Çoğumuz hayatımızın bir noktasında antibiyotik kullanmış olacak. Ancak, eğer bir dahaki sefer o küçük böcek öldürücü haplardan birine dokunursanız bir şey olmazsa? Hayatın ciddi tehlikede olabilir.
DSÖ, antibiyotik direncini ‘küresel sağlık için en büyük tehditlerden biri’ olarak nitelendiriyor.
Bakteriler ekosistemimizin ayrılmaz bir parçasıdır ve bedenlerimizi bu küçük canlılardan birçoğuyla paylaşırız. Bununla birlikte, bunlar ciddi sağlık sorunlarının kökü olabilir.
Vücudumuzda bakteri hücreleri kadar kabaca birçok insan hücresi vardır ve mikroskopik yolcularımız bağışıklık sistemimize yardım ederek ve metabolizmamıza katkıda bulunarak yollarını ödemektedir .
Ancak bakteriler her türden kisveye sahiptirler. Bazıları arkadaştan düşmana dönüşebilirken, bazıları sadece düz pis ve bizi alabilecekleri herhangi bir şansla hasta edecektir.

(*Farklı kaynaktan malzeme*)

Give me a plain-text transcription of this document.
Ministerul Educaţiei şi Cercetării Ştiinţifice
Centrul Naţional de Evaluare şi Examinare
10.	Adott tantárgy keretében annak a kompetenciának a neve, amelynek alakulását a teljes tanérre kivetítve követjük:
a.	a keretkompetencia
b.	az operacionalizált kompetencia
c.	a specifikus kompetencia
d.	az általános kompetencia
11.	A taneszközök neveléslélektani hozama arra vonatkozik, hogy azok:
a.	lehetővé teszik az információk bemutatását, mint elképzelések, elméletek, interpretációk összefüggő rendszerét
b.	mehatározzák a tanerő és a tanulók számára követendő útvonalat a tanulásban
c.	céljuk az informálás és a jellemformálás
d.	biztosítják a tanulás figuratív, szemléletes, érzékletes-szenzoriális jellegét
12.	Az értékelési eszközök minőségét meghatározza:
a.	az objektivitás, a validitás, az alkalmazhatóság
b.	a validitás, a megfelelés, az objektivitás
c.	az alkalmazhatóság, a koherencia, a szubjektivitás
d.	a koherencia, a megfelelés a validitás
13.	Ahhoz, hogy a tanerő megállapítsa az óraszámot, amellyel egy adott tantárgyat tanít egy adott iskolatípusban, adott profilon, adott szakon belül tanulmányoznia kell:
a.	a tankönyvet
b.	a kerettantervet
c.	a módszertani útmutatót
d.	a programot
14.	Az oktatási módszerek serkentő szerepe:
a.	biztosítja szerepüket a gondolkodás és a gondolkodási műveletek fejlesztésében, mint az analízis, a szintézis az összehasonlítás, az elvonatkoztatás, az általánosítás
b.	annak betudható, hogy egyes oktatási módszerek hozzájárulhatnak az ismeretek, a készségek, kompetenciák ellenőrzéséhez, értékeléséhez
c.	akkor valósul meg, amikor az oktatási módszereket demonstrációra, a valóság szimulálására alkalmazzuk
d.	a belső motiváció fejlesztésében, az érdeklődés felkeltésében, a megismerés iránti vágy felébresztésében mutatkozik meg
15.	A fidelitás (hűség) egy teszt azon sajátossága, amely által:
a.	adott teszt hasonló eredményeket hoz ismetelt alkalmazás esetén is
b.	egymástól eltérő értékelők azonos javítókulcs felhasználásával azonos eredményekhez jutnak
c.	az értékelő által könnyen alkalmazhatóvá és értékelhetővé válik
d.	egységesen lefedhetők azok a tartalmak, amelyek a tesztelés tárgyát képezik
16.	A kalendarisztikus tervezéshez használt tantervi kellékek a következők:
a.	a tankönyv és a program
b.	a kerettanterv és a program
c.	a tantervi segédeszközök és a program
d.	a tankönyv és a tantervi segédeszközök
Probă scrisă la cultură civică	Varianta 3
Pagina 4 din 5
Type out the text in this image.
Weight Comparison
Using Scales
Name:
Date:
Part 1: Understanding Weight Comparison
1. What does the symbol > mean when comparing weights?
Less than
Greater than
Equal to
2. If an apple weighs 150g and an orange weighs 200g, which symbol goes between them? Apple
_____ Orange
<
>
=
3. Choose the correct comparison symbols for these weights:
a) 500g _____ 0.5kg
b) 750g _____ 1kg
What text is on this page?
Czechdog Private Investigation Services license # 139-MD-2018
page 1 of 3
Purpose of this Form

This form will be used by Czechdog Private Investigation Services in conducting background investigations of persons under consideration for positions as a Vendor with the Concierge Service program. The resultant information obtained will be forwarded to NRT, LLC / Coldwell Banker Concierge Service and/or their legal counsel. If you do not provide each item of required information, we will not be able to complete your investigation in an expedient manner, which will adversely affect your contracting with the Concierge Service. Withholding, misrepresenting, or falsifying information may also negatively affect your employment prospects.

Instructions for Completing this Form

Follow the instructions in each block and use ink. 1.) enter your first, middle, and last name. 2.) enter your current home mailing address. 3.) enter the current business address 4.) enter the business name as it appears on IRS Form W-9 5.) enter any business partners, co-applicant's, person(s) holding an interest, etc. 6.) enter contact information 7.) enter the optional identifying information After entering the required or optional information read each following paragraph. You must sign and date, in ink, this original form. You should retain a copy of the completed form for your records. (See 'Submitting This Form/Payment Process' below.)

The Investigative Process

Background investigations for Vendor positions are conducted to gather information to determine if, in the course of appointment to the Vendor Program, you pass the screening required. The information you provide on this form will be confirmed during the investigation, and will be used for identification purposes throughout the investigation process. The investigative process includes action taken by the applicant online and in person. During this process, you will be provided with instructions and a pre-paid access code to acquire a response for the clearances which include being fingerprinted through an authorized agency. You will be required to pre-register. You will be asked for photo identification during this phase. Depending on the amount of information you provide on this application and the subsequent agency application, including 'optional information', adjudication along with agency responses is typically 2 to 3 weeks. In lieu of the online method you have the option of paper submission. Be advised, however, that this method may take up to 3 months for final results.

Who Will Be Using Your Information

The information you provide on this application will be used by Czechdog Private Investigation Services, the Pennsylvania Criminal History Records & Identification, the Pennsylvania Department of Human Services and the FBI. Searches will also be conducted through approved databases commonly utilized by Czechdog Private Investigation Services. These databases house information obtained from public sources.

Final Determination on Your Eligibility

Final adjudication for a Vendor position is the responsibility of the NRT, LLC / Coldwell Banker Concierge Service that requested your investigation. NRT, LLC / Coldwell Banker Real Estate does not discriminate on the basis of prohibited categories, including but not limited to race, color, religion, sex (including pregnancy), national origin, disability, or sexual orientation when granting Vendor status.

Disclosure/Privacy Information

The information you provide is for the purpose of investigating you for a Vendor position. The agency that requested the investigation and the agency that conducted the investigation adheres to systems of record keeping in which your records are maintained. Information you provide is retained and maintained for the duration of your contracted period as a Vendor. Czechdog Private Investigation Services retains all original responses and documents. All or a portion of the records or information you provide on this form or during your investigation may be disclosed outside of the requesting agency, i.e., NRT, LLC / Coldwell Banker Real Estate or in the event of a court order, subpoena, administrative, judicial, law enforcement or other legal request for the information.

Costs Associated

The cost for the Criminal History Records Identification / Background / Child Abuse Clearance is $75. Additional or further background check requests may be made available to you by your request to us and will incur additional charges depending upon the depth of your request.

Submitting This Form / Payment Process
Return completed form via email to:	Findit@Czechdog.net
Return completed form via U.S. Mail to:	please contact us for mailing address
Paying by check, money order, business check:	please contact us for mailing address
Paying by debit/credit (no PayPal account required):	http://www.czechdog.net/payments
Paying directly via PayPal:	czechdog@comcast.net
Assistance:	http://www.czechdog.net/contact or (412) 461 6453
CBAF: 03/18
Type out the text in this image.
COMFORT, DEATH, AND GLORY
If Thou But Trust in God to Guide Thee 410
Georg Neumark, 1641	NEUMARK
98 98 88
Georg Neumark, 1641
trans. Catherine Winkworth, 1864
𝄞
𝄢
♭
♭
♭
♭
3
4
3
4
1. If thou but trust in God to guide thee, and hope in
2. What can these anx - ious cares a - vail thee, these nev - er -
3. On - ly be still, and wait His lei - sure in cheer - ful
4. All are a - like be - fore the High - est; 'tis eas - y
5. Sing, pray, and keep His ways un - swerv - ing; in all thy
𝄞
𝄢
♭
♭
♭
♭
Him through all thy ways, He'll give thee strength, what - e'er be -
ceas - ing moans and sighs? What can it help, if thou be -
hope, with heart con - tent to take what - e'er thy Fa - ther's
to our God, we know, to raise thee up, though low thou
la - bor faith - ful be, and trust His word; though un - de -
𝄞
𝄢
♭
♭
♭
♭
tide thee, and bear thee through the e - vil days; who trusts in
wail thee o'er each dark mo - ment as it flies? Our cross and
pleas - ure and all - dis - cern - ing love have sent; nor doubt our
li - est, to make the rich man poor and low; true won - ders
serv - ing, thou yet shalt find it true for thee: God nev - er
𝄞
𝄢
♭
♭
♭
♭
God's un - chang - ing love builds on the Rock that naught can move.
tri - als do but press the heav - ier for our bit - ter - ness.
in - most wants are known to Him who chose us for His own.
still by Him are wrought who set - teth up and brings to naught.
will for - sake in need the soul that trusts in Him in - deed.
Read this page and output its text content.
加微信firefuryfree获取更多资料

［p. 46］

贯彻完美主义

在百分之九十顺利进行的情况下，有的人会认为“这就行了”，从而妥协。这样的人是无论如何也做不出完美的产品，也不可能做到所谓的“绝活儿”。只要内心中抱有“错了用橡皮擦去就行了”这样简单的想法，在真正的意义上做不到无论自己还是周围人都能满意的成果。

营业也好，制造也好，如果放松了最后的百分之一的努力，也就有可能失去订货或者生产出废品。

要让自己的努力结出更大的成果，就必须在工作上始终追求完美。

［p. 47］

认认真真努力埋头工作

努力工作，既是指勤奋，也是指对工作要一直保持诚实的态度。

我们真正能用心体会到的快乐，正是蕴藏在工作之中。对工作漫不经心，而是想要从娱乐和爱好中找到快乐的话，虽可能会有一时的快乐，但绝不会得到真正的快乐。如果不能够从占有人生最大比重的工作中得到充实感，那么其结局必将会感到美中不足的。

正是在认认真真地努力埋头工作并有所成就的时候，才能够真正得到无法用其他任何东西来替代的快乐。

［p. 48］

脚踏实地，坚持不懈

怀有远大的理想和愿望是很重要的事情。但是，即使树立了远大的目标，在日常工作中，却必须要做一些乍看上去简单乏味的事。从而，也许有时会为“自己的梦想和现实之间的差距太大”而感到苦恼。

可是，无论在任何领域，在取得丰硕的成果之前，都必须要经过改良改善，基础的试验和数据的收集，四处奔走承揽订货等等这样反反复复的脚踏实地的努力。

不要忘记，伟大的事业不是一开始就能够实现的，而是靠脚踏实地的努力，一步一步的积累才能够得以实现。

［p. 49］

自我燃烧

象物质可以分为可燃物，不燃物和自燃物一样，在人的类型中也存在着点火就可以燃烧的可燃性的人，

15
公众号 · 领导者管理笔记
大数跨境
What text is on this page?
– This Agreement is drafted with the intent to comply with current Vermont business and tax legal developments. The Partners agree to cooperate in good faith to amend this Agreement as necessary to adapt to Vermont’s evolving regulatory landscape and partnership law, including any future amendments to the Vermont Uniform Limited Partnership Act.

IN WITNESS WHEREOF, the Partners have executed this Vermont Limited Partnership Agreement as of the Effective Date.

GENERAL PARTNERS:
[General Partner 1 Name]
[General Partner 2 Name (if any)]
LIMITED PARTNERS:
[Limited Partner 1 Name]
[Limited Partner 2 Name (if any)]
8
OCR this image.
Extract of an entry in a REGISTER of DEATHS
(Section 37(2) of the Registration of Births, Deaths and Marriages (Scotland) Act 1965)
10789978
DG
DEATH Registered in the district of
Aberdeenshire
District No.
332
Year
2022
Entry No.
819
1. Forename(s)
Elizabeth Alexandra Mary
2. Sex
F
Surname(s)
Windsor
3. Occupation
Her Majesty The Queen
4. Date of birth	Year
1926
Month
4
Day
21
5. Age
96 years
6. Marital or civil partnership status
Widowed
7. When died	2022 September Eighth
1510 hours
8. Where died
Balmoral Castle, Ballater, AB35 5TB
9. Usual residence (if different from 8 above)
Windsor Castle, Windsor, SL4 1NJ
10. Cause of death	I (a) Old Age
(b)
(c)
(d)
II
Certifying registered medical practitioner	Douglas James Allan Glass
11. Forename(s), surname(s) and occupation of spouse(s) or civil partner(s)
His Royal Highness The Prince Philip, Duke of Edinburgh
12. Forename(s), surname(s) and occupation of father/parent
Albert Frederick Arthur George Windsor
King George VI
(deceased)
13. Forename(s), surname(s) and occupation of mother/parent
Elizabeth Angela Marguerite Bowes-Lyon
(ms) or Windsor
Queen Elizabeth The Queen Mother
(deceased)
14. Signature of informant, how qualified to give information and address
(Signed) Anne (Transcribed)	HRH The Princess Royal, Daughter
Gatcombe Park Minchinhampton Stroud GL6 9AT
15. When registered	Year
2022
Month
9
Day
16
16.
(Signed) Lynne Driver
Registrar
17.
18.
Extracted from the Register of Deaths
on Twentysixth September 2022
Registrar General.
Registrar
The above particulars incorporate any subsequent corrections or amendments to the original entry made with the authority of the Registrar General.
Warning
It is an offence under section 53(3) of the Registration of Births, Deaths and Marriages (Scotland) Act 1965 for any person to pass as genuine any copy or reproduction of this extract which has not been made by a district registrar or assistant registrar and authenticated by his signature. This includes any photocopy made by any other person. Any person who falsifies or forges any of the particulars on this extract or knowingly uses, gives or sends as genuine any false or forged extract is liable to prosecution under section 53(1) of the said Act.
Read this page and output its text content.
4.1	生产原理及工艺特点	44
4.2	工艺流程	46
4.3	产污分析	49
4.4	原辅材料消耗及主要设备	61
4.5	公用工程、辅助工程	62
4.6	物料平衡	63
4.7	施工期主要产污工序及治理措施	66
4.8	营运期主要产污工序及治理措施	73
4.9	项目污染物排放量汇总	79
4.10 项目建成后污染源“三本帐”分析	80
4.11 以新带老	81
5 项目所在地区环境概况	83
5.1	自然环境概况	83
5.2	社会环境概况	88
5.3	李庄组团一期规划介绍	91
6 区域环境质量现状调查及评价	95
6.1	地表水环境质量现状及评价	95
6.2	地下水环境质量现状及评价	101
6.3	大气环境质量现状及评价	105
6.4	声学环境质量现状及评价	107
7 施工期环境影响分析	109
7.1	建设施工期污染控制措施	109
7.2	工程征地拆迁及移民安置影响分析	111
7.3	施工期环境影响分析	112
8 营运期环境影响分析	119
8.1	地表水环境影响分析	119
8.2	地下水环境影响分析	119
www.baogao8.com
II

1920’lerde keşfedilmeleri ve İkinci Dünya Savaşı’ndan sonra ana-akım tıbbına girmelerinden bu yana patojenik bakterileri koymak için antibiyotik kullanmaya dayandık .
Peki neden bir zamanlar güvenilir olan antibakteriyellerimiz durdu ve sinir bozucu böcekler bizi nasıl atlatmayı başardı? Her şey mutasyonlarla ilgilidir.
Mutasyonlar, ‘doğal bir fenomen’
Bakteriler DNA mutasyonlarına yatkındır. Bu onların doğal gelişiminin bir parçasıdır ve onların genetik yapısını sürekli olarak uyarlamalarını sağlar. Bir böcek doğal olarak bir ilaca direnince, diğerleri öldürüldüğünde hayatta kalır.
Şimdi saat karşı yarış.
Bu bakteri, yeni mutasyona ne kadar çabuk adapte olabilir ve türlerin yok edilmesi karşısında ne kadar çabuk çoğalabilir? Hata üstte ortaya çıkarsa, virüs bulaşmış kişi için kötü bir haber ve toplum için kötü haberler var: ilaca dirençli bakteri büyük olasılıkla yayılıyor.
Acımasız orak makinesinden kurtulmakla kalmamış, aynı zamanda çok geçmeden baskın bir tür olan sayısız yavruya dirençle geçerek sevgiyi yayabilir.
Ancak genetik mutasyonlar, bakterileri antibiyotikleri zekâsızlık becerileri ile nasıl donatır?
Antibiyotikle mücadele
Nature Communications’da yayınlanan yakın tarihli bir çalışma , Echerichia coli ve Enterobacteria ailesinin diğer üyelerinin sıklıkla kullanılan antibiyotikleri nasıl savuşturduklarıüzerine yeni bir ışık tutuyor .
Mar adlı bir gen genelde aile üyeleri tarafından paylaşılır. Bu genin kodladığı proteinlerden bazıları diğer genleri değiştirebilir, Birleşik Krallık’taki Birmingham Üniversitesi Mikrobiyoloji Enstitüsü ve Enfeksiyon Enstitüsü’nden araştırmacılar açıklar.
betticket sweet bonanza
Fakat Enterobakterilerin antibiyotikle nasıl savaştığını bulmak, bu on yıl süren araştırma projesinin ilk adımıdır.
İlk çalışmada yazar Prateek Sharma Ph.D., “tanımladığımız direnç mekanizmalarının birçok farklı bakteri türünde bulunduğunu, araştırmamızın, bakterileri tedavi edebilen yeni ilaçlara dönüştürülebilecek moleküllerin keşfedilmesine yol açabileceğini söyledi. enfeksiyonları.”
Antibiotiklerin aşırı kullanımı ve az kullanılması
Bu hafta Dünya Antibiyotik Farkındalık Haftası . DSÖ, insanlara antimikrobik maddelerin uygunsuz şekilde kullanılmasının uyuşturucu direncini daha da kötüleştirdiğini uyarıyor. Buna hem aşırı hem de az kullanılır dahildir.
Bu yıl, herkesi “antibiyotik almadan önce kalifiye bir sağlık mesleği mensubu uzmanına tavsiyelerde bulunmaya” çağırıyorlar.
Daha fazlasını öğrenmek için, WHO “nun neden” herkesin antibiyotik direncini azaltmaya yardımcı olması için bir rolü olduğunu “düşündüklerini anlatan bir video var.